Spark core implements a distributed memory abstraction, called Resilient Distributed Datasets (RDDs) and manages distributed task dispatching and scheduling. An RDD is a logical collection of data. The actual data sits on disk. RDDs can be cashed for interactive data analysis. Operations on an RDD are lazy and are only executed when a user calls an action on an RDD.
Spark provides APIs in Java, Python, Scala, and R for building and manipulating RDDs. It also supports SQL queries, streaming data, MLlib and graph data processing.
The fast and unified framework to manage data processing, makes Spark a preferred solution for big data analysis.

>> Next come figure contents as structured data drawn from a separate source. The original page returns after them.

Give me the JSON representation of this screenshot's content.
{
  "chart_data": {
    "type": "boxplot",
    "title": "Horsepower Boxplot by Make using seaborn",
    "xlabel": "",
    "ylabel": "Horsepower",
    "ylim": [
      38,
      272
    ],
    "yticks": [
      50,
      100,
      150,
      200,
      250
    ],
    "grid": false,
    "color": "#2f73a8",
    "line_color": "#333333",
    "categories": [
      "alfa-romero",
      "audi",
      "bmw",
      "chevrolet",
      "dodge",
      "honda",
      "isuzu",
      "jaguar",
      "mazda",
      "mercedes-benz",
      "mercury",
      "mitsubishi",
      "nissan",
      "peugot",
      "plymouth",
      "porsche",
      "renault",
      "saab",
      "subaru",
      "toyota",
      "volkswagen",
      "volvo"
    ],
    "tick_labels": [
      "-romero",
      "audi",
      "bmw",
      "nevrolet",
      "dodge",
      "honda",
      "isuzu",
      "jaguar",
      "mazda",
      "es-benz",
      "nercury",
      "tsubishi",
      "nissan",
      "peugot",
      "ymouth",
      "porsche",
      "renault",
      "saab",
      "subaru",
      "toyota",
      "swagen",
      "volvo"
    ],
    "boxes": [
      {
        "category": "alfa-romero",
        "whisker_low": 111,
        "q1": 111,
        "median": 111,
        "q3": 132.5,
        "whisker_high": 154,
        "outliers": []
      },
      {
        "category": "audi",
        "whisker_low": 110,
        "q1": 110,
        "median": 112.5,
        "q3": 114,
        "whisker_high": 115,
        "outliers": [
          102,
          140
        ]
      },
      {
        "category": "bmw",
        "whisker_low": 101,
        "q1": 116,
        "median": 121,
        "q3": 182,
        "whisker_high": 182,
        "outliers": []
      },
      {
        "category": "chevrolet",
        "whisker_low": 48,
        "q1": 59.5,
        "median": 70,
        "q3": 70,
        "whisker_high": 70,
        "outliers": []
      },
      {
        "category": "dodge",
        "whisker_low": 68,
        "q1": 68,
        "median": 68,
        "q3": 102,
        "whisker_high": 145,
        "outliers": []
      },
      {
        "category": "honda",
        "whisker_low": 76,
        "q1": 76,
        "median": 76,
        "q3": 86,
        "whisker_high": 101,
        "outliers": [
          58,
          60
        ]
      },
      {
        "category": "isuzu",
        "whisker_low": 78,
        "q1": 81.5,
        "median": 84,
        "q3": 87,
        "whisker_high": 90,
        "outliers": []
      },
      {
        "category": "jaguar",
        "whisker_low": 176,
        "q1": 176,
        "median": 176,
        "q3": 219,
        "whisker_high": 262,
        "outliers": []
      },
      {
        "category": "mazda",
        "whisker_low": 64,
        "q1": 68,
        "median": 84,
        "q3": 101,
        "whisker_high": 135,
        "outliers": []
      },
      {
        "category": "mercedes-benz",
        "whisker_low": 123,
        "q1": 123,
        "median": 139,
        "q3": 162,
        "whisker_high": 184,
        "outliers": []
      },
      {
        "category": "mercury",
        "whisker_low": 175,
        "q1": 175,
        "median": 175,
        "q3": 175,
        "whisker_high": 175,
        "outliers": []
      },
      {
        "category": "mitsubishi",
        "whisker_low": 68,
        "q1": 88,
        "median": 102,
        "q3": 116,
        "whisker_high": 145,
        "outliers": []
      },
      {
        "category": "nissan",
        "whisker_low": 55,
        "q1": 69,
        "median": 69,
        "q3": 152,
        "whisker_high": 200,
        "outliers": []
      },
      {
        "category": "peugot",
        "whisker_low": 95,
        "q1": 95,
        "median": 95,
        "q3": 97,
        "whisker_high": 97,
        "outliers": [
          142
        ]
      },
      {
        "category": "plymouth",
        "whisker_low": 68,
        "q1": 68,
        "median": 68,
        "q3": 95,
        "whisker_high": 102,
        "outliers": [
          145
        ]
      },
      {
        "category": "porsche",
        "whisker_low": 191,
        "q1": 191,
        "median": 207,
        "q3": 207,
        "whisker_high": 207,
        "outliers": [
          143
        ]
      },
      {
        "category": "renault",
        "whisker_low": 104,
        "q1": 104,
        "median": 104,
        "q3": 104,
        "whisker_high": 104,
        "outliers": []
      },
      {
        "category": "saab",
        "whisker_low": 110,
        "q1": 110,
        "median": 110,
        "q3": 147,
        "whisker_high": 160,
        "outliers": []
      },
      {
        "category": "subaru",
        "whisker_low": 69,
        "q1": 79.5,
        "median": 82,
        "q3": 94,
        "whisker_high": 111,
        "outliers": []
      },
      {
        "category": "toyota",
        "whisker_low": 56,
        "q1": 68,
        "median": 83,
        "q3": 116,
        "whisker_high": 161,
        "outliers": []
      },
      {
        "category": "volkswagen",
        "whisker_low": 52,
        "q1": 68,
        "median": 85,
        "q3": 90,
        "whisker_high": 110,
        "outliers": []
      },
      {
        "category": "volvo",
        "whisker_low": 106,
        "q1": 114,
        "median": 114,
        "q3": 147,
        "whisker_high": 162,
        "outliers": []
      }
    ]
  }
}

Sparkling Water is an integration of H2O into the Spark ecosystem. It facilitates the use of H2O algorithms in Spark workflows. It is designed as a regular Spark application and provides a way to start H2O services on each node of a Spark cluster and access data stored in data structures of Spark and H2O.
A Spark cluster is composed of one Driver JVM and one or many Executor JVMs. A Spark Context is a connection to a Spark cluster. Each Spark application creates a SparkContext. The machine where the Spark application process, that creates a SparkContext (sc), is running, is the Driver node. The Spark Context connects to the cluster manager (either Spark standalone cluster manager, Mesos or YARN), that allocates executors to spark cluster for the application. Then, Spark sends the application code (defined by JAR or Python files) to the executors. Finally, the Spark Context sends tasks to the executors to run.
The driver program in Sparkling Water, creates a SparkContext (sc) which in turn is used to create an H2OContext (hc) that is used to start H2O services on the spark executors. An H2O Context is a connection to H2O cluster and also facilitates communication between H2O and Spark. When an H2O cluster starts, it has the same topology as the Spark cluster and H2O nodes shares the same JVMs as the Spark Executors.
To leverage H2O’s algorithms, data in Spark cluster, stored as an RDD, needs to be converted to an H2OFrame (H2O’s distributed data frame). This requires a data copy because of the difference in data layout in Spark (blocks/rows) and H2O (columns). But as data is stored in H2O in a highly compressed format, the overhead of making a data copy is low. When converting an H2OFrame to RDD, Sparkling Water creates a wrapper around the H2OFrame to provide an RDD-like API. In this case, no data is duplicated and data is served directly from the underlying H2OFrame. As H2O runs in the same JVMs as the Spark Executors, moving data from Spark to H2O or vice-versa requires a simple in memory, in process call.
PySparkling is an integration of Python with Sparkling Water. It allows user to start H2O services on a Spark cluster from Python API.
In the PySparkling driver program, the Spark Context, which uses Py4J to start the driver JVM and the Java Spark Context, is used to create the H2O Context (hc). That in turn starts an H2O cloud (cluster) in the Spark ecosystem. Once the H2O cluster is up, the H2O Python package is used to interact with it and run H2O algorithms. All pure H2O calls are executed via H2O’s REST API interface. Users can easily integrate their regular PySpark workflow with H2O algorithms using PySparkling.
PySparkling programs can be launched as an application or in an interactive shell or notebook environment.